Un gigante di 400 metri, largo quasi 60, che fa naufragio su una qualunque spiaggia, di scalpore ne fa. Se capita, com’è capitato alla Ever Given, in pieno Canale di Suez… allora la parola “scalpore” è davvero un eufemismo. Alla paura per gli impatti sull’economia mondiale (dipende da quanto dura il blocco) si somma forse qualcosa di più sottile: l’ennesimo segnale della fragilità di un sistema ingordo, che si sta mangiando il Pianeta come se ne avessimo un altro paio di scorta, ma che ha i piedi d’argilla. O di sabbia, come quella del deserto egiziano.

Le cause del disastro non sono ancora accertate: una dichiarazione dell’agente navale Gulf Agency Company (GAC) affermava che la nave aveva subito un “black out”. Dichiarazione poi cancellata e sostituita da una più “ufficiale” della Suez Canal Authority (SCA) che darebbe appunto come probabile causa il vento del deserto (il Khamsin: il vento dei 50 giorni) che avrebbe azzerato la visuale e causato lo scarroccio del gigante. Secondo alcune fonti, con folate di vento di 75 km/h.

È ben vero che le tempeste nel deserto sono improvvise (anche se il Khamsin dovrebbe piuttosto spirare tra aprile e giugno: ma si sa, il clima è cambiato), ma è da segnalare che l’incidente (avvenuto intorno alle ore 7:40 del mattino di martedì 23 marzo) è successo poco dopo che la Ever Given aveva imboccato l’estremità meridionale del canale, a poco più di 11 chilometri da Suez.
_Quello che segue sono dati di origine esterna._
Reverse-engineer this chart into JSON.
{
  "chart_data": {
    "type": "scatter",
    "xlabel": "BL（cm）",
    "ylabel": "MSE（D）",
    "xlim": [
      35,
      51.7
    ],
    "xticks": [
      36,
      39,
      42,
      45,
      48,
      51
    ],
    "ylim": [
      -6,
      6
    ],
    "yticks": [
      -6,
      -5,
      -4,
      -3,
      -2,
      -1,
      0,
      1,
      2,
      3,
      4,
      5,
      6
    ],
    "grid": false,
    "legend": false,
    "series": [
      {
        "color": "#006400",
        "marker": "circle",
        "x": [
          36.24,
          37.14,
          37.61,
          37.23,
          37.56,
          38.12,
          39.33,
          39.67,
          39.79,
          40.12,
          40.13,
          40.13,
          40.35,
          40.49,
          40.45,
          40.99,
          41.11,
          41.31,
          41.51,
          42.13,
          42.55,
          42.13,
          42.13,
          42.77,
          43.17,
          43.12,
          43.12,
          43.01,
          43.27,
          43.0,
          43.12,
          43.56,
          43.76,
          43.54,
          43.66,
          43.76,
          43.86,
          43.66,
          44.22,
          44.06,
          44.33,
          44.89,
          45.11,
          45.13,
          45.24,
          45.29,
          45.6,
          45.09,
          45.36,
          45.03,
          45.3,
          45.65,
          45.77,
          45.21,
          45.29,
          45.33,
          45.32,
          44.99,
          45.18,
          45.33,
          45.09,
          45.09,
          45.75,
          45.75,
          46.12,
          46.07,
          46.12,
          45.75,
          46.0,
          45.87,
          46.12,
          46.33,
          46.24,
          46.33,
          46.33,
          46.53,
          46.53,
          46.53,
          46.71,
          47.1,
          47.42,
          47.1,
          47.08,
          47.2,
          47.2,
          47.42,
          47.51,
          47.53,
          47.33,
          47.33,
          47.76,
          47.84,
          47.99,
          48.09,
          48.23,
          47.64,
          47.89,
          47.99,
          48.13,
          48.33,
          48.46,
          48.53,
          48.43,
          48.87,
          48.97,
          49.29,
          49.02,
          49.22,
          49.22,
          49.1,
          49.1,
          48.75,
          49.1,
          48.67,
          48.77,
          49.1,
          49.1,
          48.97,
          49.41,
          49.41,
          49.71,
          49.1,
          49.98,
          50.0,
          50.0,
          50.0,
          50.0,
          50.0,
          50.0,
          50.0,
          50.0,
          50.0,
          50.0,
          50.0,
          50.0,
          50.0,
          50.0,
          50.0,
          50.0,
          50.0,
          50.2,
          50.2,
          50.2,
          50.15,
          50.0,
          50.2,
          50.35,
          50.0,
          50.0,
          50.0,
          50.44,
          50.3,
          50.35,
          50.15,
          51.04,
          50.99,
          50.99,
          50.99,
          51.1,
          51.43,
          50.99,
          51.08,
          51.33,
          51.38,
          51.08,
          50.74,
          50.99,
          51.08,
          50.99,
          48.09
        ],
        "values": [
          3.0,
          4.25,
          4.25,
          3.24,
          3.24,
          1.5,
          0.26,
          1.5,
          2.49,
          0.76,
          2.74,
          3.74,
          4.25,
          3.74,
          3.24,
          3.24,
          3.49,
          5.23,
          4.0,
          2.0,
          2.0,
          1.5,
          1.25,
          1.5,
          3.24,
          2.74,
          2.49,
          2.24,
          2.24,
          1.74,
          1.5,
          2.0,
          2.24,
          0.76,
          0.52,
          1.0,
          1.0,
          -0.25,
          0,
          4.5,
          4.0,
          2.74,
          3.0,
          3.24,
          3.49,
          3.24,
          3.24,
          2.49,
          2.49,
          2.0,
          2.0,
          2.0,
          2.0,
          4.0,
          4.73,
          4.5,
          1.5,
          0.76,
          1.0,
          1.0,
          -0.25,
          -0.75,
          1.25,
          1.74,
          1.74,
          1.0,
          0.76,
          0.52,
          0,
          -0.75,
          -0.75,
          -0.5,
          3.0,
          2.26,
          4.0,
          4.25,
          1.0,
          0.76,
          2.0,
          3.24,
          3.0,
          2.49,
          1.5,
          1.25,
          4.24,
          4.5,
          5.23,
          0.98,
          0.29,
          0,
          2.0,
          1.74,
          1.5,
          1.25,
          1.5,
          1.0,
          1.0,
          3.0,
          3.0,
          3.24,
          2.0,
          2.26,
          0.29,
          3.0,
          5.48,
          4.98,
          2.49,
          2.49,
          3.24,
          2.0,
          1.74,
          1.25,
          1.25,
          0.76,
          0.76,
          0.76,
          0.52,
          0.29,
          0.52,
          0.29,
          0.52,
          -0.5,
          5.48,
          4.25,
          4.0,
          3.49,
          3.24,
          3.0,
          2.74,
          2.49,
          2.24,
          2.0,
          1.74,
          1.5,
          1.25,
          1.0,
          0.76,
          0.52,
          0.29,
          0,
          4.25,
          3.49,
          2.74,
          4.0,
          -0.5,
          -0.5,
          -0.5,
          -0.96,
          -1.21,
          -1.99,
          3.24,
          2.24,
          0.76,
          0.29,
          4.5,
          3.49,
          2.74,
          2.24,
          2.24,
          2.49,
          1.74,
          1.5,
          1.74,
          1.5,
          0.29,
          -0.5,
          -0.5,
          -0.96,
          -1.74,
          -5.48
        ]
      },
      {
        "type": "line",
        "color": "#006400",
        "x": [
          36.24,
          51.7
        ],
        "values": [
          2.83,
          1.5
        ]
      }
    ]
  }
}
Considerato che la velocità usuale del traffico nel canale è di oltre 16 km/h, si deduce che la nave era nel canale da poco più di mezz’ora. Possibile che non ci sia stato modo di prevedere una tempesta così forte? Oppure (purtroppo, capita) si pensava di farla franca? Insomma, quella dichiarazione sul blackout qualche dubbio lo fa sorgere, anche perché di strani incidenti navali abbiamo già parlato di recente per la Wakashio, naufragata l’estate scorsa a Mauritius. Speriamo dunque che si faccia piena luce su un naufragio che rischia di avere conseguenze disastrose.
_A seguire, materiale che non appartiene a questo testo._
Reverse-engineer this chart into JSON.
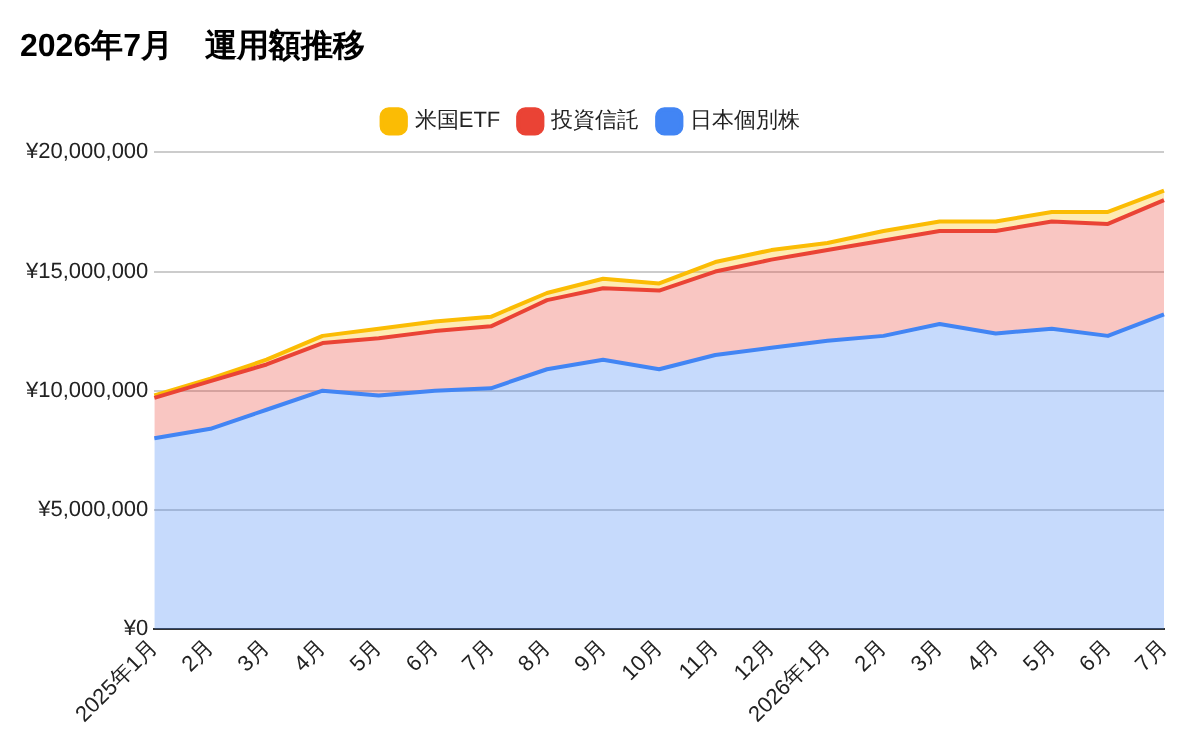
{
  "chart_data": {
    "type": "area",
    "title": "2026年7月　運用額推移",
    "stacked": true,
    "legend": "top",
    "grid": "y",
    "marker": "none",
    "line_style": "solid",
    "categories": [
      "2025年1月",
      "2月",
      "3月",
      "4月",
      "5月",
      "6月",
      "7月",
      "8月",
      "9月",
      "10月",
      "11月",
      "12月",
      "2026年1月",
      "2月",
      "3月",
      "4月",
      "5月",
      "6月",
      "7月"
    ],
    "ylim": [
      0,
      20000000
    ],
    "yticks": [
      {
        "value": 0,
        "label": "¥0"
      },
      {
        "value": 5000000,
        "label": "¥5,000,000"
      },
      {
        "value": 10000000,
        "label": "¥10,000,000"
      },
      {
        "value": 15000000,
        "label": "¥15,000,000"
      },
      {
        "value": 20000000,
        "label": "¥20,000,000"
      }
    ],
    "series": [
      {
        "name": "日本個別株",
        "color": "#4285f4",
        "values": [
          8000000,
          8400000,
          9200000,
          10000000,
          9800000,
          10000000,
          10100000,
          10900000,
          11300000,
          10900000,
          11500000,
          11800000,
          12100000,
          12300000,
          12800000,
          12400000,
          12600000,
          12300000,
          13200000
        ]
      },
      {
        "name": "投資信託",
        "color": "#ea4335",
        "values": [
          1700000,
          2000000,
          1900000,
          2000000,
          2400000,
          2500000,
          2600000,
          2900000,
          3000000,
          3300000,
          3500000,
          3700000,
          3800000,
          4000000,
          3900000,
          4300000,
          4500000,
          4700000,
          4800000
        ]
      },
      {
        "name": "米国ETF",
        "color": "#fbbc04",
        "values": [
          100000,
          100000,
          200000,
          300000,
          400000,
          400000,
          400000,
          300000,
          400000,
          300000,
          400000,
          400000,
          300000,
          400000,
          400000,
          400000,
          400000,
          500000,
          400000
        ]
      }
    ]
  }
}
Perché quei 193 chilometri di canale sono una delle arterie che alimenta il nostro mondo. Nel 2020, si stima ci siano passate quasi 19 mila navi: più di cinquanta al giorno. Circa il 30 per cento del traffico planetario di container. Non sappiamo quanto a lungo durerà il blocco: dai due giorni ipotizzati all’inizio è possibile che si arrivi a una settimana. Poi la nave dovrà esser trainata, prima in una delle “aree di sosta” previste nel canale e dopo in un porto dove i container dovranno esser scaricati (ne può portare fino a 20 mila, per un carico che può arrivare a 224 mila tonnellate) e la nave ispezionata per capire i danni.
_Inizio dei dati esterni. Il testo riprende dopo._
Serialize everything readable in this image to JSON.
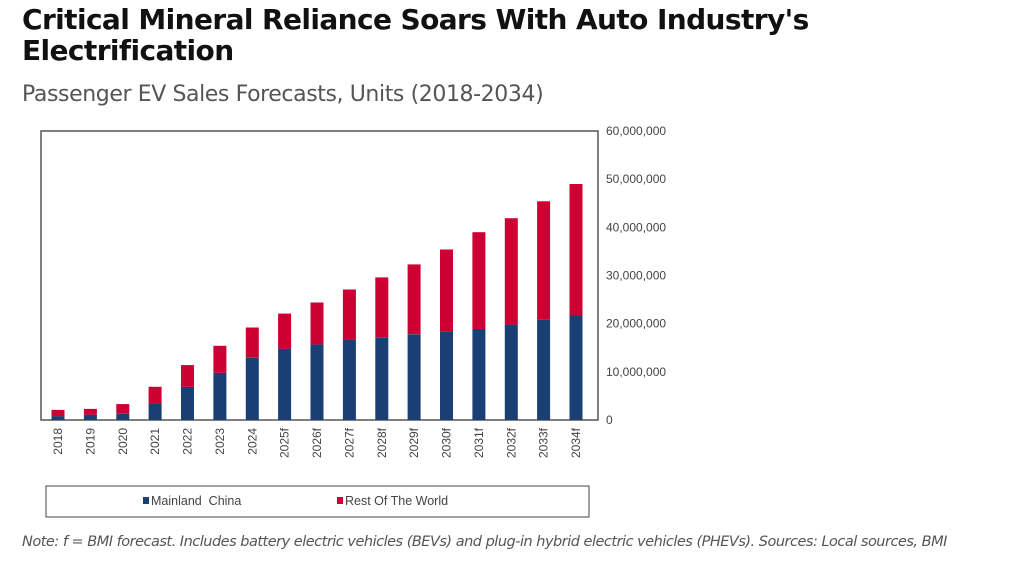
{
  "title": "Critical Mineral Reliance Soars With Auto Industry's Electrification",
  "subtitle": "Passenger EV Sales Forecasts, Units (2018-2034)",
  "note": "Note: f = BMI forecast. Includes battery electric vehicles (BEVs) and plug-in hybrid electric vehicles (PHEVs). Sources: Local sources, BMI",
  "chart_data": {
    "type": "bar",
    "stacked": true,
    "title": "Passenger EV Sales Forecasts, Units (2018-2034)",
    "xlabel": "",
    "ylabel": "",
    "categories": [
      "2018",
      "2019",
      "2020",
      "2021",
      "2022",
      "2023",
      "2024",
      "2025f",
      "2026f",
      "2027f",
      "2028f",
      "2029f",
      "2030f",
      "2031f",
      "2032f",
      "2033f",
      "2034f"
    ],
    "series": [
      {
        "name": "Mainland  China",
        "color": "#1a3f75",
        "values": [
          800000,
          1100000,
          1300000,
          3400000,
          6900000,
          9800000,
          12900000,
          14800000,
          15700000,
          16700000,
          17200000,
          17800000,
          18300000,
          18900000,
          19800000,
          20800000,
          21700000
        ]
      },
      {
        "name": "Rest Of The World",
        "color": "#cc0033",
        "values": [
          1300000,
          1200000,
          2000000,
          3500000,
          4500000,
          5600000,
          6300000,
          7300000,
          8700000,
          10400000,
          12400000,
          14500000,
          17100000,
          20100000,
          22100000,
          24600000,
          27300000
        ]
      }
    ],
    "yaxis": {
      "position": "right",
      "ylim": [
        0,
        60000000
      ],
      "ticks": [
        0,
        10000000,
        20000000,
        30000000,
        40000000,
        50000000,
        60000000
      ],
      "tick_labels": [
        "0",
        "10,000,000",
        "20,000,000",
        "30,000,000",
        "40,000,000",
        "50,000,000",
        "60,000,000"
      ]
    },
    "grid": false,
    "legend": {
      "placement": "bottom",
      "entries": [
        "Mainland  China",
        "Rest Of The World"
      ]
    }
  }
}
A proposito di danni, quelli di cui rischia di rispondere la proprietà della Ever Given – la giapponese Shoei Kisen KK – potrebbero essere fenomenali. Si ipotizza che la nave sia coperta da una assicurazione tra i 100 e 140 milioni di dollari, ma tra i danni alla SCA per il blocco del traffico nel canale, i costi del recupero della nave e quelli che potrebbero reclamare gli altri “mancati utenti” del canale, la cifra potrebbe essere assai superiore. Il blocco del canale genera danni stimati in 400 milioni di dollari l’ora. Siamo vicini a una decina di miliardi di dollari al giorno, anche perché l’alternativa al canale, la rotta del Capo di Buona Speranza, non solo è assai più rischiosa (per il meteo e, per certe rotte, anche per i pirati) ma allunga il tragitto tra Asia e Europa in media di oltre 4.600 km: almeno dodici giorni in più, e il tempo, il nostro tempo, è danaro.

Se il blocco dovesse prolungarsi, potrebbero esserci impatti sui prezzi di tanti prodotti e materie prime in un mercato già destabilizzato dalla pandemia. Potrebbe però essere l’occasione per riflettere sul fatto che di tanta di questa mercanzia potremmo (dovremmo) imparare a fare a meno. Anche perché un altro Pianeta a disposizione, non ce l’abbiamo.